Galen dropped the backpacks at Zana's feet and sprinted back to drag Alan from his precarious position. He hadn't made more than two steps towards the horses when they suddenly leaped forward and raced towards him.
The wagon jerked back and vanished over the edge.
Alan was jumping forward, hands stretched towards that muddy, crumbling edge of the road, and Galen found himself on his belly, lunging for those hands. He caught a wrist, and the sudden weight of the human snapped painfully through his body and dragged him through the mud, over the edge-
Something heavy landed on his legs, stopping his slide. Peet.

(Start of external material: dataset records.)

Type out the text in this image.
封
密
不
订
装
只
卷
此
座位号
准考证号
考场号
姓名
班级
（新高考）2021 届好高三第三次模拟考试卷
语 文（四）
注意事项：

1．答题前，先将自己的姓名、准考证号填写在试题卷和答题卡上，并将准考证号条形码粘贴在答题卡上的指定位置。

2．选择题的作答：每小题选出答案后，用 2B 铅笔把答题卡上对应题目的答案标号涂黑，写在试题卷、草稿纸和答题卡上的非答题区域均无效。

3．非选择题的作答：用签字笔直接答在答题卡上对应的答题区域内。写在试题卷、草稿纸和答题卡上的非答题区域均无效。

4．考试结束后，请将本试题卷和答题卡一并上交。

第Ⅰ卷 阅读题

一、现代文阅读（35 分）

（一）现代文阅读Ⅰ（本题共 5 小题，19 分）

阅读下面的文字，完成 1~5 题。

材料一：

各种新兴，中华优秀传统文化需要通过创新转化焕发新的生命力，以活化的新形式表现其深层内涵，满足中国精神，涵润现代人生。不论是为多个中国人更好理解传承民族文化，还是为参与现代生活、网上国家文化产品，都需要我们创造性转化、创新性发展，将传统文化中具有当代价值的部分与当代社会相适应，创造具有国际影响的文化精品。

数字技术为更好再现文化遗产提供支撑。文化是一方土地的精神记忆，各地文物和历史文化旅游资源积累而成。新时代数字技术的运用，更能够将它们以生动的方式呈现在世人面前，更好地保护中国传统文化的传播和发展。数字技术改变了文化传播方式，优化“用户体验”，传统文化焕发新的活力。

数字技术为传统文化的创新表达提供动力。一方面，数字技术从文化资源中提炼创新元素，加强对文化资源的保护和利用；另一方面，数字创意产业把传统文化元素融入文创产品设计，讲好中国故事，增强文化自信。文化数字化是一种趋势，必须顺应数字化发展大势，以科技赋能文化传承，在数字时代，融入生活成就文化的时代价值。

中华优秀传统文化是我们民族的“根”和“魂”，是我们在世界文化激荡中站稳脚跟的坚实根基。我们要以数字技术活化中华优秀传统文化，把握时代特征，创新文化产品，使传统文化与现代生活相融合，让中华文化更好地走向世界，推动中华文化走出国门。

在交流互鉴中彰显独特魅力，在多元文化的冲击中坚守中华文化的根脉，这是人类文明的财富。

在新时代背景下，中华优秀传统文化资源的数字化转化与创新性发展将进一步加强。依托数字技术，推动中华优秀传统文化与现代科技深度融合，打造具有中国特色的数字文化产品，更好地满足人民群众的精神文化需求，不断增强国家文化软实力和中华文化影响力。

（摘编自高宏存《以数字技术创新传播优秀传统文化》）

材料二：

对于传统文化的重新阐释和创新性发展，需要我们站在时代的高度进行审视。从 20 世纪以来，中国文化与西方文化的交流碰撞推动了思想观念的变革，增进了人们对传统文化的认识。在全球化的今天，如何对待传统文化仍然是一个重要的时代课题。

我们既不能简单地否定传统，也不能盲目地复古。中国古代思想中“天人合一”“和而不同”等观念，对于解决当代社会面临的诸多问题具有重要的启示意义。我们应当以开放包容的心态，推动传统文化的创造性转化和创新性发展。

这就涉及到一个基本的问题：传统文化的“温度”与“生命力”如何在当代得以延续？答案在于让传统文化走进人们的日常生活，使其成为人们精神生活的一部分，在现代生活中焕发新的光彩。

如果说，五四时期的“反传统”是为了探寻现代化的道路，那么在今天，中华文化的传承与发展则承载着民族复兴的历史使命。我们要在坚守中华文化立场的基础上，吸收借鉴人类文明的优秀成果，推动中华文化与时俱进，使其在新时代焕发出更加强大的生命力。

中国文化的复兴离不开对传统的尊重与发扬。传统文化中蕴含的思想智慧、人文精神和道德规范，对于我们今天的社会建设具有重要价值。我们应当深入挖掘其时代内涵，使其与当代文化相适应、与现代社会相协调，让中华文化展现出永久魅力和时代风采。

The humans were both silent now; Galen could feel Peet scrabbling behind him, searching for leverage to anchor them. They were still sliding towards the edge, incrementally, inexorably. Below him, Alan was staring up to him, blue eyes huge in his pale face. Galen forced himself to focus on that face, and not on the emptiness behind the human, or the whitewater below.
So, so far below him.
Alan's hand was still coated in mud, cold and slippery, and to his horror, Galen felt it slipping in his grip, fraction by fraction. "Alan, hold tight," he said urgently. "Peet will help me to hoist you up, but you have to hold on!"
He turned his head; he still couldn't see Peet, only feel him sitting on his legs, but he hoped the human would hear him. "Peet, I need your help, he's slipping..."
Peet shifted his weight; he didn't dare to climb off him, for which Galen was grateful - without Peet's additional weight, both he and Alan would fall over the edge - but stretched out on top of him, until Galen could feel the human's breath moving the fur behind his left ear. "'m here. Gimme your other hand, Al!"
Alan had still not said a word - maybe he was in shock? Galen found himself caught in the human's stare, blue eyes suddenly impossibly bright. Alan was speaking to him, silently, but Galen couldn't make out his meaning.
"C'mon, Al, gimme your hand!"
Galen realized it a moment too late - too late to tighten his own grip, too late to shout a warning for Peet, a plea for Alan-
Alan's fingers went slack.
Galen watched, without a breath to cry out, as the human fell away, blue eyes still boring into him.